Liver metastases in solid tumors were found in most TLS cases, regardless whether patients had liver function abnormalities or not [3]. Apparently, liver involvement creates a risk for the development of TLS in solid malignancies, possible causes being high purine pools, increased tumor burden, and/or impaired uric acid metabolism [3].
5. Conclusion
Even though TLS in solid tumors is a rare condition, physicians should be aware of it, especially in therapy-sensitive large burden tumors with metastatic disease, increased pretreatment LDH, renal impairment, hyperuricemia, and hyperphosphatemia, all of which are here documented to be mayor risk factors for the development of TLS.

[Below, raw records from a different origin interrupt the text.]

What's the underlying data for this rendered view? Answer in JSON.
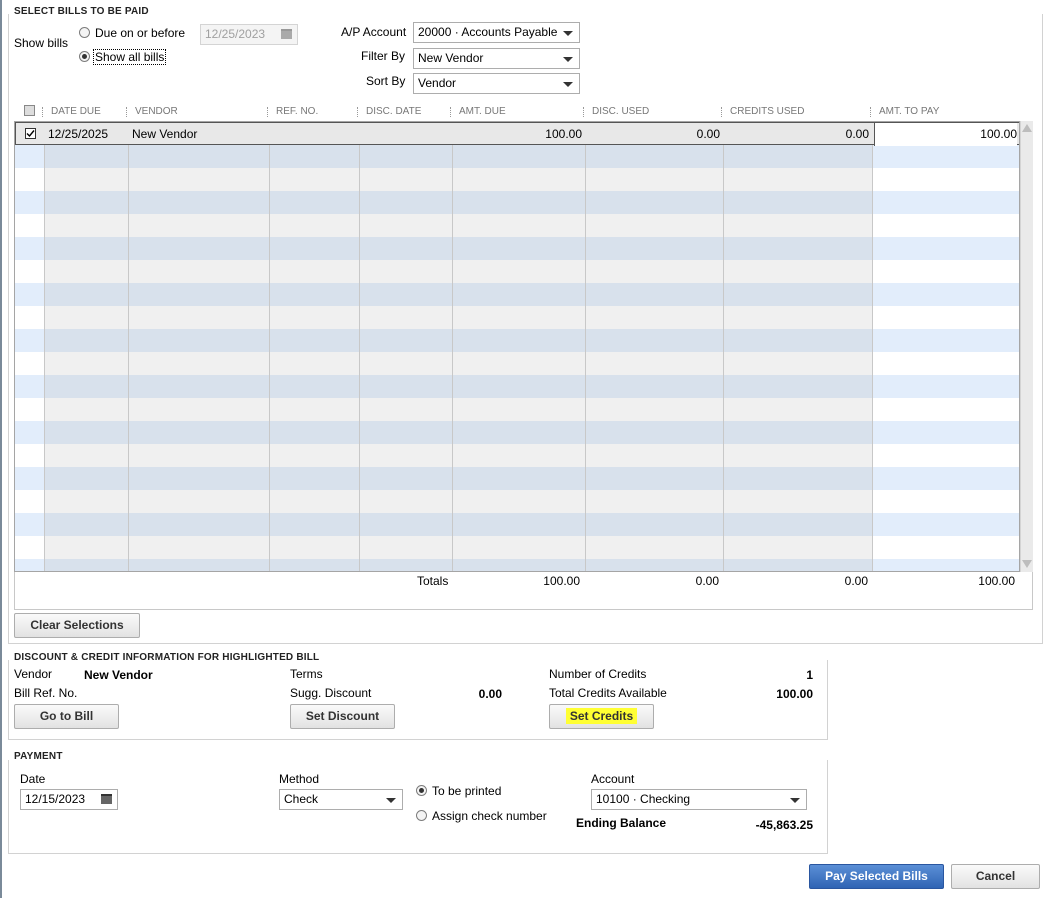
{
  "select_bills": {
    "section_title": "SELECT BILLS TO BE PAID",
    "show_bills_label": "Show bills",
    "due_on_or_before_label": "Due on or before",
    "due_date_value": "12/25/2023",
    "show_all_bills_label": "Show all bills",
    "selected_option": "show_all",
    "ap_account_label": "A/P Account",
    "ap_account_value": "20000 · Accounts Payable",
    "filter_by_label": "Filter By",
    "filter_by_value": "New Vendor",
    "sort_by_label": "Sort By",
    "sort_by_value": "Vendor"
  },
  "table": {
    "headers": {
      "date_due": "DATE DUE",
      "vendor": "VENDOR",
      "ref_no": "REF. NO.",
      "disc_date": "DISC. DATE",
      "amt_due": "AMT. DUE",
      "disc_used": "DISC. USED",
      "credits_used": "CREDITS USED",
      "amt_to_pay": "AMT. TO PAY"
    },
    "rows": [
      {
        "checked": true,
        "date_due": "12/25/2025",
        "vendor": "New Vendor",
        "ref_no": "",
        "disc_date": "",
        "amt_due": "100.00",
        "disc_used": "0.00",
        "credits_used": "0.00",
        "amt_to_pay": "100.00"
      }
    ],
    "totals": {
      "label": "Totals",
      "amt_due": "100.00",
      "disc_used": "0.00",
      "credits_used": "0.00",
      "amt_to_pay": "100.00"
    }
  },
  "clear_selections_label": "Clear Selections",
  "discount_credit": {
    "section_title": "DISCOUNT & CREDIT INFORMATION FOR HIGHLIGHTED BILL",
    "vendor_label": "Vendor",
    "vendor_value": "New Vendor",
    "bill_ref_label": "Bill Ref. No.",
    "terms_label": "Terms",
    "sugg_discount_label": "Sugg. Discount",
    "sugg_discount_value": "0.00",
    "number_of_credits_label": "Number of Credits",
    "number_of_credits_value": "1",
    "total_credits_label": "Total Credits Available",
    "total_credits_value": "100.00",
    "go_to_bill_label": "Go to Bill",
    "set_discount_label": "Set Discount",
    "set_credits_label": "Set Credits"
  },
  "payment": {
    "section_title": "PAYMENT",
    "date_label": "Date",
    "date_value": "12/15/2023",
    "method_label": "Method",
    "method_value": "Check",
    "to_be_printed_label": "To be printed",
    "assign_check_label": "Assign check number",
    "selected_option": "to_be_printed",
    "account_label": "Account",
    "account_value": "10100 · Checking",
    "ending_balance_label": "Ending Balance",
    "ending_balance_value": "-45,863.25"
  },
  "footer": {
    "pay_selected_label": "Pay Selected Bills",
    "cancel_label": "Cancel"
  },
  "colors": {
    "row_blue": "#e2edfb",
    "primary_button": "#2f64b4",
    "highlight": "#ffff33"
  }
}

If there is a possibility to develop TLS, the metabolic abnormalities should always be corrected before starting an anticancer regimen, since prevention is the best way to reduce its high morbidity and mortality.
In conclusion, TLS in solid tumors requires special attention for its prevention, early diagnosis, and management due to its poor clinical course. Physicians should be alert since improvement in the anticancer treatment may increase the incidence of TLS in solid tumors.